Certains sont restés à Charlie Hebdo, d'autres sont partis, en bons ou en mauvais termes: voici les trajectoires de quelques figures du journal depuis l'attentat meurtrier de janvier 2015.

- Luz : le dessinateur, un pilier de la rédaction de Charlie (c'est lui qui a signé la une avec Mahomet portant un panneau "Tout est pardonné" du numéro post-attentat), a échappé de peu à la tuerie. Il décide de partir quelques mois plus tard, pour des raisons purement personnelles. "Chaque bouclage est une torture parce que les autres ne sont plus là. Passer des nuits d'insomnie à convoquer les disparus, à se demander qu'est-ce que Charb, Cabu, Honoré, Tignous auraient fait, c'est épuisant", avait-il confié à Libération.

- Riss : Laurent Sourisseau de son vrai nom, le caricaturiste travaille depuis près de 30 ans à Charlie Hebdo.
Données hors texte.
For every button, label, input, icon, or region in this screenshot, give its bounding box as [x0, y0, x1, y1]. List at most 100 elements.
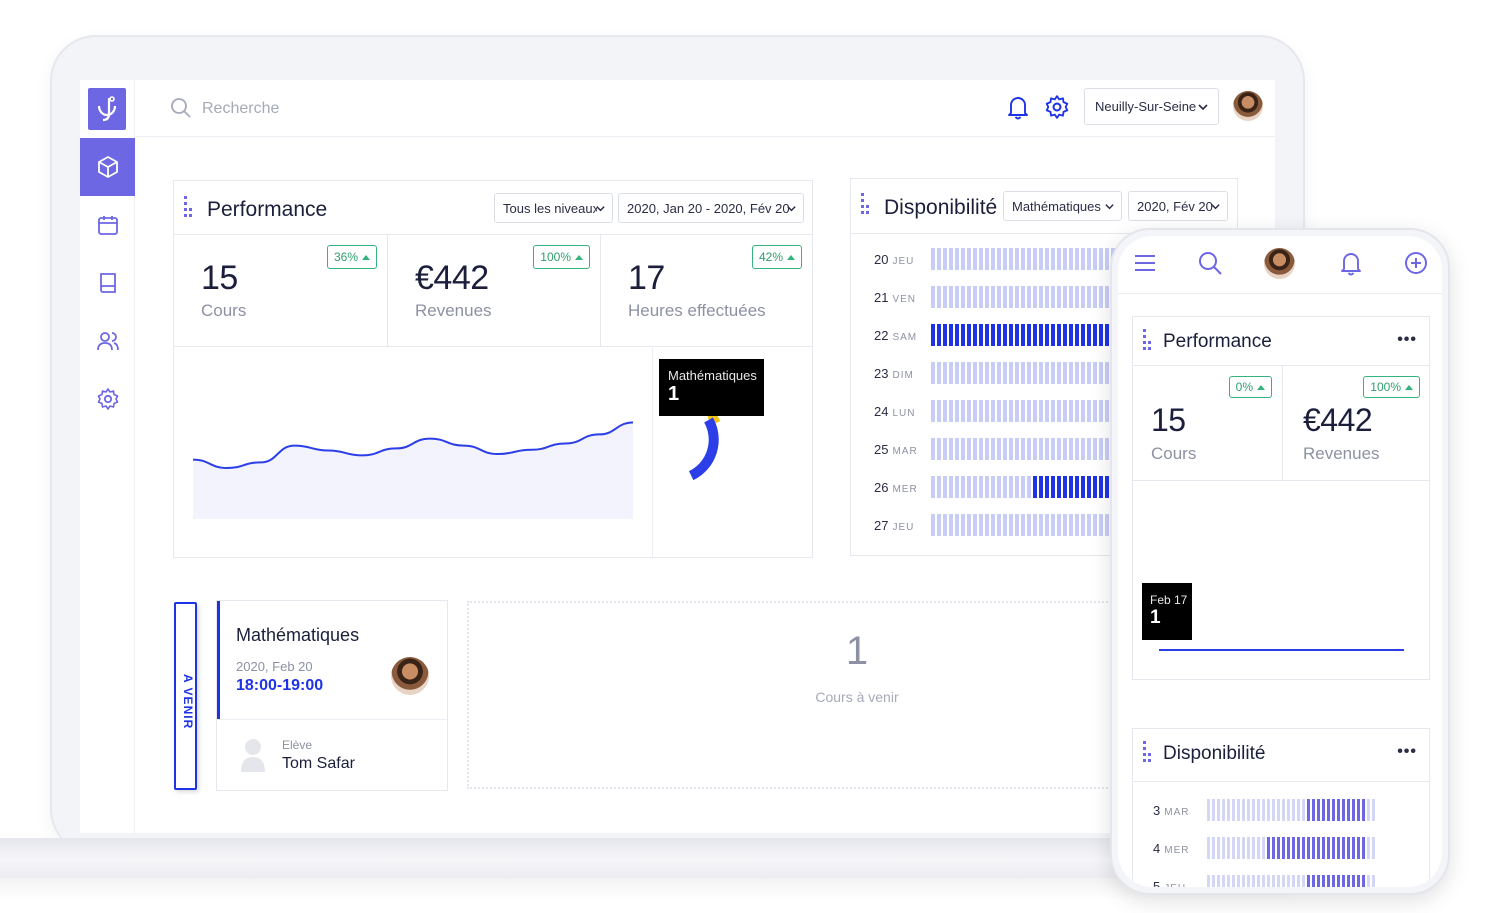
slot-free[interactable] [961, 438, 965, 460]
slot-free[interactable] [1081, 248, 1085, 270]
slot-free[interactable] [1045, 514, 1049, 536]
slot-free[interactable] [1003, 514, 1007, 536]
slot-booked[interactable] [1087, 324, 1091, 346]
slot-free[interactable] [1075, 438, 1079, 460]
slot-booked[interactable] [1051, 324, 1055, 346]
slot-free[interactable] [991, 438, 995, 460]
slot-free[interactable] [1057, 438, 1061, 460]
sidebar-item-dashboard[interactable] [80, 138, 135, 196]
slot-free[interactable] [1227, 799, 1230, 821]
slot-booked[interactable] [1069, 324, 1073, 346]
slot-free[interactable] [949, 248, 953, 270]
availability-row[interactable]: 25 MAR [851, 430, 1169, 468]
slot-free[interactable] [1099, 362, 1103, 384]
slot-free[interactable] [979, 476, 983, 498]
slot-free[interactable] [1051, 248, 1055, 270]
slot-free[interactable] [1302, 875, 1305, 887]
slot-free[interactable] [1051, 362, 1055, 384]
slot-free[interactable] [997, 400, 1001, 422]
slot-booked[interactable] [1272, 837, 1275, 859]
slot-free[interactable] [937, 514, 941, 536]
slot-free[interactable] [1093, 362, 1097, 384]
slot-booked[interactable] [1033, 476, 1037, 498]
slot-free[interactable] [1051, 286, 1055, 308]
slot-free[interactable] [973, 476, 977, 498]
slot-free[interactable] [1372, 875, 1375, 887]
slot-free[interactable] [1081, 514, 1085, 536]
slot-free[interactable] [967, 286, 971, 308]
slot-free[interactable] [997, 476, 1001, 498]
sidebar-item-students[interactable] [80, 312, 135, 370]
slot-booked[interactable] [991, 324, 995, 346]
slot-free[interactable] [1105, 362, 1109, 384]
slot-booked[interactable] [1039, 476, 1043, 498]
slot-free[interactable] [1051, 400, 1055, 422]
slot-free[interactable] [1069, 362, 1073, 384]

Nommé co-directeur aux côtés de Charb en 2009, il lui succède en tant que directeur de la rédaction après l'attentat.

Blessé à l'épaule, il raconte sa convalescence, dresse les portraits des camarades qui sont morts, et répond aux critiques qui s'expriment à l'intérieur ou à l'extérieur du journal, notamment à propos de sa ligne éditoriale ou de sa gouvernance, dans un livre-témoignage, "Une minute quarante-neuf secondes", paru en octobre 2019.

- Philippe Lançon : le journaliste à Libération et chroniqueur à Charlie Hebdo, où il écrit toujours, est grièvement blessé dans l'attentat contre le journal, ce qui lui vaudra une longue hospitalisation.

Critique littéraire et romancier reconnu avant 2015, il connaît la consécration en tant qu'auteur en 2018 en recevant le prix Fémina et un prix Renaudot spécial pour son livre "Le Lambeau", un récit de son parcours pour se reconstruire physiquement et psychologiquement, qui s'est vendu à plusieurs centaines de milliers d'exemplaires.

- Patrick Pelloux : l'urgentiste, devenu célèbre durant la canicule de 2003 pour avoir alerté les médias sur l'envol de la mortalité, puis devenu chroniqueur à Charlie Hebdo et dans d'autres médias, n'était pas présent au moment de la tuerie mais est arrivé rapidement sur les lieux.

Il annonce son départ fin 2015, dans le sillage de Luz, disant vouloir "tourner la page". L'urgentiste engagé, qui soutient plusieurs causes et a pris position en faveur de certaines personnalités politiques, a rejoint un autre hebdomadaire satirique, Siné Mensuel, en 2018.

- Zineb El Rhazoui : la journaliste franco-marocaine, spécialiste des religions à Charlie Hebdo, finit par annoncer son départ en 2016, après des remous médiatisés.

Quelques mois après l'attentat, elle critique à la télévision l'utilisation de la manne financière de Charlie, puis se retrouve brièvement menacée d'un licenciement.

La journaliste, qui vit sous protection policière permanente, tient un discours radicalement critique sur l'islam qui lui vaut de multiples menaces de mort. Certaines de ses déclarations ont déclenché de vives polémiques, comme lorsqu'elle appelle les forces de l'ordre à "tirer à balles réelles", fin 2019, après un guet-apens visant la police à Mantes-la-Jolie.